◆第53回 魔術師探偵登場!『デセプション』 ◆

 今月ご紹介するのは、この春アメリカで放送が始まったばかりの新番組Deception(デセプション:欺瞞)です。
 
 物語の主人公は人気マジシャンのキャメロン・ブラック。彼は一卵性双生児のジョナサン、そして信頼する3人のスタッフと共に、各地で華麗なマジックショーを繰り広げていたのですが、ある日突然、謎の美女が現れてジョナサンを無実の罪、それも殺人罪に陥れてしまいます。裁判で有罪となり刑務所に送られたジョナサンを救うため、キャメロンは謎の美女を見つけ出そうとしますが、その方法がありません。そこで彼は、FBIに協力を申し出ることにします。マジックの力を使って、様々な事件の捜査に協力する代わり、ジョナサンの事件の再調査を手伝って欲しいと。
 FBIの捜査官たちは最初は半信半疑だったのですが、キャメロンとそのチームは、マジックを使った大がかりな犯人消失事件を皮切りに、次々に事件を解決していくのでした。
 一方、ジョナサンを陥れた謎の美女もまた、優れたマジシャンであり様々な犯罪者を裏から操って、何やら大きな陰謀を企んでいるらしいことがわかってきます。その真の目的は何なのか?
 キャメロンたちは彼女を捕らえ、ジョナサンの無実を証明できるのか? リアルな現実世界を舞台に、マジシャン対マジシャンのトリック合戦が始まるのでした……。

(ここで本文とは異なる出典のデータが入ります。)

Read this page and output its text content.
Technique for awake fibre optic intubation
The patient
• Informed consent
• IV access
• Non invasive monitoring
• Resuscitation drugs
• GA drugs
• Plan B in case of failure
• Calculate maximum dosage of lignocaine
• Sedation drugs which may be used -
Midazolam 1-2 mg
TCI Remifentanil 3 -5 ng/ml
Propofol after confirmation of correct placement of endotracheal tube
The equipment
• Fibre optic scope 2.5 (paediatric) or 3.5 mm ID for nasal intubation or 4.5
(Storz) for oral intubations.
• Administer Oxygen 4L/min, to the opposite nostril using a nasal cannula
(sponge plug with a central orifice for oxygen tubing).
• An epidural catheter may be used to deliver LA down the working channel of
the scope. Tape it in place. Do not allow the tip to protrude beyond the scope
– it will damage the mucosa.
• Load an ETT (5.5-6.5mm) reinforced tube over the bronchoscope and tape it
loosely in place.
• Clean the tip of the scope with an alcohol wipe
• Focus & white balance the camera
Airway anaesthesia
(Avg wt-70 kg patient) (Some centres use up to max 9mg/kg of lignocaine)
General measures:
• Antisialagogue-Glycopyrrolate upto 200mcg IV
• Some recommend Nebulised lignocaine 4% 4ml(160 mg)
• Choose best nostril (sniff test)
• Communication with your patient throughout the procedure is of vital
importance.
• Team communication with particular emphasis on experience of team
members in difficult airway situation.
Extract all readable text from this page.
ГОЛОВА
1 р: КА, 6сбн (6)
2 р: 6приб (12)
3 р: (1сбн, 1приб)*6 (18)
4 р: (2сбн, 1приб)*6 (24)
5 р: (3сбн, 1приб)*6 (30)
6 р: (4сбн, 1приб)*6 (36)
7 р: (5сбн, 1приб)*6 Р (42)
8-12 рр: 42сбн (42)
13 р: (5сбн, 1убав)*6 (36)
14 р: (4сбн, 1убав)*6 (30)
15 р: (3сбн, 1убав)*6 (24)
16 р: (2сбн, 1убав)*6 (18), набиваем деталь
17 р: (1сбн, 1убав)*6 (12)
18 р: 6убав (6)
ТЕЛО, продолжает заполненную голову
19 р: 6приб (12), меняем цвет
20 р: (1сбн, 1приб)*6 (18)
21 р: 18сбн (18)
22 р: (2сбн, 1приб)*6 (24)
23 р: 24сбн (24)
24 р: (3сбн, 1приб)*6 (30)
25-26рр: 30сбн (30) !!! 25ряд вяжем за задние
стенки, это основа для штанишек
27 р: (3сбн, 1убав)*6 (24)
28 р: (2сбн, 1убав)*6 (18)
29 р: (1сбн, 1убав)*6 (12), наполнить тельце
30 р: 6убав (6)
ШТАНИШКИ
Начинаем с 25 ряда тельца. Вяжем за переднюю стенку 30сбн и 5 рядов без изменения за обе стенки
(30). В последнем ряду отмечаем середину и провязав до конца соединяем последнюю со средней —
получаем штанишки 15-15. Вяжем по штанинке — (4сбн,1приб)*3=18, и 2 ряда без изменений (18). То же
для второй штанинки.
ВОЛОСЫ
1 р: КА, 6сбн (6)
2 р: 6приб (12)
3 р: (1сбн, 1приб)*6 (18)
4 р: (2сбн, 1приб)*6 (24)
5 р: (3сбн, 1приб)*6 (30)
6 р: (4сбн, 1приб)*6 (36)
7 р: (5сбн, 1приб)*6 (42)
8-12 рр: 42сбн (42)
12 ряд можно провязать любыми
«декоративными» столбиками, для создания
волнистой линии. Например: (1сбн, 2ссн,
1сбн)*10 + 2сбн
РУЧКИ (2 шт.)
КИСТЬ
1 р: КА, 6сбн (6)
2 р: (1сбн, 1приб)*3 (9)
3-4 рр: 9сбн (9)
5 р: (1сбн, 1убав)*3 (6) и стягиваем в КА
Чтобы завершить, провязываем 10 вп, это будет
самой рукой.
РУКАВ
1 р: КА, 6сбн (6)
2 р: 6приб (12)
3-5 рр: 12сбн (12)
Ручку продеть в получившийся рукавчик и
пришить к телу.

 というわけで、Deceptionはマジシャンを主人公としたミステリなのですが、このドラマがおもしろいのは、毎回のパターンが――

(1)犯人のトリックを見破る。
(2)犯人をトリックで引っかける。
(3)1と2の両方。

 ――の3通りあって、主人公たちと犯人との攻防が、その時々で攻守ところを変えて楽しめるところにあります。また、毎回、有名なマジックがそのエピソードのネタになっているところも、奇術好きにはたまらないところでしょう。
 問題は、実は手品のネタというのはいくつかの基本形のバリエーションなので、シリーズが進み、話数が増えてきたら、すぐネタ切れしちゃうんじゃないかというところでしょうか。
 ともあれ、まだ10話も放送されていない現時点では、毎回ご機嫌なトリックやどんでん返しを見ることができて、視聴者の人気も良いようです。このまま第2シーズン継続が決まると良いなあ。
 
 さて、マジシャン探偵と言えば、なんといってもクレイトン・ロースンの生み出したグレート・マーリニでしょう。その優れた推理力で不可能犯罪を解決していく、古典的な名探偵なのですが、その推理力の基本がマジシャンとしての才能であり、マジックの基本であるミス・ディレクション、すなわち心理的盲点をつくトリックに関する深い知識だというあたりが、特徴的です。
『帽子から飛び出した死』『棺のない死体』など全長編が翻訳されているにもかかわらず、今はどれも入手困難になっているのはいかにも惜しいといいますか、最近の流行りに乗って、どこか新訳版出してくれないかなあ。
 

堺 三保(さかい みつやす)
  1963年大阪生まれ。『SFマガジン』、『映画秘宝』等に記事書いてます。また、訳書近刊にコミックス『インフィニティ・ガントレット』(小学館集英社プロダクション)。設定考証を担当したテレビアニメ『ダーリン・イン・ザ・フランクス』が2018年1月から放送中。同じく設定部分を担当したアニメ映画『ニンジャ・バットマン』も2018年公開予定。